The New Hampshire Judicial Branch has also reviewed the potential for an ODR service. According to Heather Scheiwe Kulp, Senior Circuit Court Administration, “At this time, the court’s in-person and synchronous remote ADR options promote more legally compliant and durable outcomes than available ODR solutions.” She further explains that the “court is currently engaged in many technology projects, including developing tools that could be used in an ODR platform. One such tool is a payment calculator, which will assist litigants in determining a viable payment plan for civil debts.”

Could the expansion of AI impact how disputes get resolved through these technology-based resolution programs? While AI is exciting, it will likely be used more as a tool to augment dispute resolution rather than a complete replacement of the human touch.

Mediators assist parties in reaching a resolution without the need for a trial. In this process, parties present facts and legal arguments and identify key evidence gained through discovery that supports their respective positions. With the ability to process large amounts of data quickly and ascertain patterns from the case law, AI may be used to identify potential solutions.
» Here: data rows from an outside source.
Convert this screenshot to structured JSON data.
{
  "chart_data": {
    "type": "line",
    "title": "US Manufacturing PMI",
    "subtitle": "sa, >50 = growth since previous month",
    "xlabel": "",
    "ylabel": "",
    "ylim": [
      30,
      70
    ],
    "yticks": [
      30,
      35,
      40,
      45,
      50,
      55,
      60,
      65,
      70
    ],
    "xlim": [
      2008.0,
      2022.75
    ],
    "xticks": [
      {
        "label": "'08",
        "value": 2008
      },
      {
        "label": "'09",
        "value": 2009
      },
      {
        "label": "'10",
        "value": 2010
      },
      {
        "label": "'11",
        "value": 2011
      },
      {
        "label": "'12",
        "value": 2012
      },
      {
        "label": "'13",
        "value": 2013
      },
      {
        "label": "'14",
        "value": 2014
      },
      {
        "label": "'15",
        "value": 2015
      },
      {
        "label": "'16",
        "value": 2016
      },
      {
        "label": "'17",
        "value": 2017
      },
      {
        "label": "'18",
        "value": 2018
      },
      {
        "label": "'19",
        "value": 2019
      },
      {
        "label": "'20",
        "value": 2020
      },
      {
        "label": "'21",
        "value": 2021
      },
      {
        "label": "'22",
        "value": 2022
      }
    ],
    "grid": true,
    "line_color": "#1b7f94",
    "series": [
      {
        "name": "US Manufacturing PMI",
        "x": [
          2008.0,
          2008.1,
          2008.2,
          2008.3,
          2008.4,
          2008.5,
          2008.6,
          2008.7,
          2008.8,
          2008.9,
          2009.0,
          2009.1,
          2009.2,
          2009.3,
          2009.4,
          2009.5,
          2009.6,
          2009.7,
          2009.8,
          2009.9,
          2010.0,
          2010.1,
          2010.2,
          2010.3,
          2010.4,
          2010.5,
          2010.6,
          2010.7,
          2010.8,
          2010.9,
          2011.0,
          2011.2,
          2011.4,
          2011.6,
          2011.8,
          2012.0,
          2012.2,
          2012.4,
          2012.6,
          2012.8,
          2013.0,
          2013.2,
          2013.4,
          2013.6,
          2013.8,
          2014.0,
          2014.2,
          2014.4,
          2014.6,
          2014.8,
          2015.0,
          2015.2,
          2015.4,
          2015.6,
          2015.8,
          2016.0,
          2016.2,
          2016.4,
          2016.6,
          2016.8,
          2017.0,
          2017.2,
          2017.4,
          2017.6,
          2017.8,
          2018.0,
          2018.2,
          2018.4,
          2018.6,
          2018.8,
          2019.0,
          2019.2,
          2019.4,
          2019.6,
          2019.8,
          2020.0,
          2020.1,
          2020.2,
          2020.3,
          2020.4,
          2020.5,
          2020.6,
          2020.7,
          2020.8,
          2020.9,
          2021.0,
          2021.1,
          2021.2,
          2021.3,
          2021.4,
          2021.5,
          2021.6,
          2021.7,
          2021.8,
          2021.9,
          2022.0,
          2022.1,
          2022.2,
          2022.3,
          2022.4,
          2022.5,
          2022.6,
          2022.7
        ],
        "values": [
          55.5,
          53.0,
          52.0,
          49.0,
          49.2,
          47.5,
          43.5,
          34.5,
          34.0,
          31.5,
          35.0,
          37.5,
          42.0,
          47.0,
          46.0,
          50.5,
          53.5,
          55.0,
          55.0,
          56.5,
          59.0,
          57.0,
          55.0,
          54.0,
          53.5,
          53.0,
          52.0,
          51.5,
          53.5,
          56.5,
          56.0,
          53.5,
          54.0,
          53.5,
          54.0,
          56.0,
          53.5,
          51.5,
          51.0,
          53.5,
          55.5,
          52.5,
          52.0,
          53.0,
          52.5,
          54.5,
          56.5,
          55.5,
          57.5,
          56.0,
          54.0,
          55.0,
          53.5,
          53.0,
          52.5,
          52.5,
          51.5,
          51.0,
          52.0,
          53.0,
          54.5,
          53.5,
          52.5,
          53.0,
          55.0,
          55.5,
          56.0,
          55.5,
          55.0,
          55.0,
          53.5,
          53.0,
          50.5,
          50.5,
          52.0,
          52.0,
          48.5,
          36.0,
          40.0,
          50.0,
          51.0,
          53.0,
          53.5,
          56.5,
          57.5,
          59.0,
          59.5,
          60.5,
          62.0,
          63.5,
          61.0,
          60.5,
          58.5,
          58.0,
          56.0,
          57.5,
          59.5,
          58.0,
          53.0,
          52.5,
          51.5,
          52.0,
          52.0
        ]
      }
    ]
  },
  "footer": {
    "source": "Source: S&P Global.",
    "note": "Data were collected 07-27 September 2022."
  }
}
But AI has its limitations. For example, the output is only as good as the data collected, the technology algorithm used, and the accuracy of the results. AI also lacks in the emotional intelligence and human element mediators bring to the process. Even British Columbia offers a human CRT as the last step at attempted resolution before the parties present their case for final resolution. Mediators can assess body language, provide the empathy and understanding that many people participating in the judicial system seek, and discern key needs and wants of the parties. Mediators can also adapt and consider outside-the-box solutions beyond the usual monetary terms of a settlement.

Certainly, any consideration of AI in ODR programs should include a careful review and understanding of the limitations and risks of this technology. Because AI builds on and learns from the data it uses, there may also be privacy and confidentiality concerns that arise from the disclosure of data by parties.

Online tools and AI techniques in the right type of cases may provide parties facing legal disputes with another way to reach resolution that is less costly and more convenient and efficient. But the human element may need to be a part of any ODR program given the limitations of AI. It will be interesting to see how this technology may work as a tool to augment how disputes are resolved. However AI is used, we can expect that over the coming years AI will open up new possibilities in this area of alternative dispute resolution.